Yes, you can do PID… That’s not really a programming problem, and most people that solve that problem do so by copying and pasting. The work is in the constants, and that is work, but it’s not programming, it’s tweaking a constant. I agree that robotics is 100% an awesome way to get interested in programming but the vast majority of teams can be very successful in competition with very little structure. I’m not saying that it’s hard to make your bot do the thing that you want it to do, but it’s not a matter of understanding programming.
A personal example: I wanted some information off of robotevents.com. I had never used Python before, but I read that was the best way to do some scraping. It took me a couple of days, but I was able to figure it out and it was kind of fun. So, I got Python to do a task, but copying and pasting stuff from Stack Overflow and adjusting the arguments isn’t really programming. I would say I experienced something new, but I didn’t really learn anything about coding in the process.
Perhaps it may inspire me to take a coding class.

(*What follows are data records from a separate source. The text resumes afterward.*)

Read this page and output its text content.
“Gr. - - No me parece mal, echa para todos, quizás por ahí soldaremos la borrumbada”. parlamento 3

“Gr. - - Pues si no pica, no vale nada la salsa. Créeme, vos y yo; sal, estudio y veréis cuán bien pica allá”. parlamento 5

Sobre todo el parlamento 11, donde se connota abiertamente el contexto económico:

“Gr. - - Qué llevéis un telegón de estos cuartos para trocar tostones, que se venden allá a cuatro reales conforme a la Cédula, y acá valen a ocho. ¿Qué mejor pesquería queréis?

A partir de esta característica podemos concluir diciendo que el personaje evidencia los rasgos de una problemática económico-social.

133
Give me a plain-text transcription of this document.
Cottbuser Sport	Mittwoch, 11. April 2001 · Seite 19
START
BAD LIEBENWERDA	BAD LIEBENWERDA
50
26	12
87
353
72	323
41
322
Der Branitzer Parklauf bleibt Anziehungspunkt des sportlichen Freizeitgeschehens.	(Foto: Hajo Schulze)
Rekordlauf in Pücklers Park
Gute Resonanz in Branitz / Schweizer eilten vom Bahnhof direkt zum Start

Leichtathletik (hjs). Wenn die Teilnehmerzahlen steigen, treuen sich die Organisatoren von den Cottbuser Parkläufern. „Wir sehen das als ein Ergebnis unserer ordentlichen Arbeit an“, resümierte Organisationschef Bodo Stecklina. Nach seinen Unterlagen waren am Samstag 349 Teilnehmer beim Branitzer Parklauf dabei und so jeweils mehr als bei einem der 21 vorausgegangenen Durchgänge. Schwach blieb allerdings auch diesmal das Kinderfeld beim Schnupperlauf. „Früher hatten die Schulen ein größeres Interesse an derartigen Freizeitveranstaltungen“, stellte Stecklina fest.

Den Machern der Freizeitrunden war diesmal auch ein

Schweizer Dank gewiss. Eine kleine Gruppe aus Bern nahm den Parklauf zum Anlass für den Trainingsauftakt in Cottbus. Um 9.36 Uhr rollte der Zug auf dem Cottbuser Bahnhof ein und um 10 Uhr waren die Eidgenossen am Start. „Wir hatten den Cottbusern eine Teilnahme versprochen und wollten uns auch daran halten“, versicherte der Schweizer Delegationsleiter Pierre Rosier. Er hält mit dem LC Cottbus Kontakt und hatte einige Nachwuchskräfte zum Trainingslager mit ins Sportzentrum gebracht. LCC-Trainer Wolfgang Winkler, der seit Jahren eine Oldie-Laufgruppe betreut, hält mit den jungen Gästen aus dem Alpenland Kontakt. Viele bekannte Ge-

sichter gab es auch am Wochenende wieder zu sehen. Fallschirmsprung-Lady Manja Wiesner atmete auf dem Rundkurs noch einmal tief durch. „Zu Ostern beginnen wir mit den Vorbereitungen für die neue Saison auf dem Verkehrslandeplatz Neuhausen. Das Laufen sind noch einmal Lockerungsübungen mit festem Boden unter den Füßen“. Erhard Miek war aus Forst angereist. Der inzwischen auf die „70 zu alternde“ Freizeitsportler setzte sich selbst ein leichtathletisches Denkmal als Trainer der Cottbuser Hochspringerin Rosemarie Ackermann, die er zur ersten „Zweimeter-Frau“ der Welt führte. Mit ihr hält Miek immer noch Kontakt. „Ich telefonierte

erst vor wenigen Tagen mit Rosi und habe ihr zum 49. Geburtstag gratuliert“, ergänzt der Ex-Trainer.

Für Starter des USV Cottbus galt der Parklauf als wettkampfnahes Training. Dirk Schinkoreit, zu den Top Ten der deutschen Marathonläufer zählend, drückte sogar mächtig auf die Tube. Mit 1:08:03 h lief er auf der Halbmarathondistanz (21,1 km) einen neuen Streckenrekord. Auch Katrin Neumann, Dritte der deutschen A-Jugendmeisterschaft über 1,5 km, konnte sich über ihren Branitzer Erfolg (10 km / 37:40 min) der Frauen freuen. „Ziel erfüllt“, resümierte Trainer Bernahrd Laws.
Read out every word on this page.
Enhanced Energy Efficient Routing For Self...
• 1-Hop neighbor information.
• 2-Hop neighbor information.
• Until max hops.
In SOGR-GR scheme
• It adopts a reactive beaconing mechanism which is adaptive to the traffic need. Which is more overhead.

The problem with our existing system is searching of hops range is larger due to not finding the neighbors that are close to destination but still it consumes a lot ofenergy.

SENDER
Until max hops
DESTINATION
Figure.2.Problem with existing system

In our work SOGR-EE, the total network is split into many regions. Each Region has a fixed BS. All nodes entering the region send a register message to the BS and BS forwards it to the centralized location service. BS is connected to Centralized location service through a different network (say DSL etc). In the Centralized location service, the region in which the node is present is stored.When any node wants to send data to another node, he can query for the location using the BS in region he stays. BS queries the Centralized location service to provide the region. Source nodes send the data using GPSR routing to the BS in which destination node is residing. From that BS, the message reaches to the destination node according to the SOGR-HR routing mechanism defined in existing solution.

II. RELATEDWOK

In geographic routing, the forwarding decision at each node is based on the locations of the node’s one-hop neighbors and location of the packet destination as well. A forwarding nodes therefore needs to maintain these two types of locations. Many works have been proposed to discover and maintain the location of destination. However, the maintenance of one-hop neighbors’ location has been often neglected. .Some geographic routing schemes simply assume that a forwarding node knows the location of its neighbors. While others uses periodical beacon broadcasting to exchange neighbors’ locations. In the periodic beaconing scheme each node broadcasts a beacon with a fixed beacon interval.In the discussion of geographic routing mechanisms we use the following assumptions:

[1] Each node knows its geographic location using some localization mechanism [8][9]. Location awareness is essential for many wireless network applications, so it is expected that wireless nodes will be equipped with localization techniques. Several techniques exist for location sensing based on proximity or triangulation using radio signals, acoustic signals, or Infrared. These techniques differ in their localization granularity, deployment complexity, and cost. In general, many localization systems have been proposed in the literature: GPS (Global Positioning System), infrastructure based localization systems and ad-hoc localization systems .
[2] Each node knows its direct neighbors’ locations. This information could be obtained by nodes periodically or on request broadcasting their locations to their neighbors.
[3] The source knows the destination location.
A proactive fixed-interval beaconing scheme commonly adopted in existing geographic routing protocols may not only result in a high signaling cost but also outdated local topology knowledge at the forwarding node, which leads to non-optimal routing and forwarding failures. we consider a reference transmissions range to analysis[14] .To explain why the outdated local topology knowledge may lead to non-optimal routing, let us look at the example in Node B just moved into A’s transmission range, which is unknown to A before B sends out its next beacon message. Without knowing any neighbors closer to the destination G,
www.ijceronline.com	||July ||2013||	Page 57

I deeply believe in these statements. But it’s also a very efficient way to not get anything done. We have insanely curious elementary kids that just lose it all by the time they are in 7th grade. I teach 6th, 7th and 8th grade students together, and the differences between those ages are stark.
Is is the schools that beat the creativity out of kids?
Is it shifting hormones that drive their attention?
I don’t know what drives it away.
I can’t teach a kid to be creative. My lab, with the fields, pieces and computers everywhere, should peak any kid’s interest. I would have died to be in there when I was their age. But for the vast majority of kids it just doesn’t do anything for them. That’s part of why I use VEX, because the competitive angle will fill some of the curiosity gap… But it’s often not enough.
Anywho, great thread. You are 100% on point.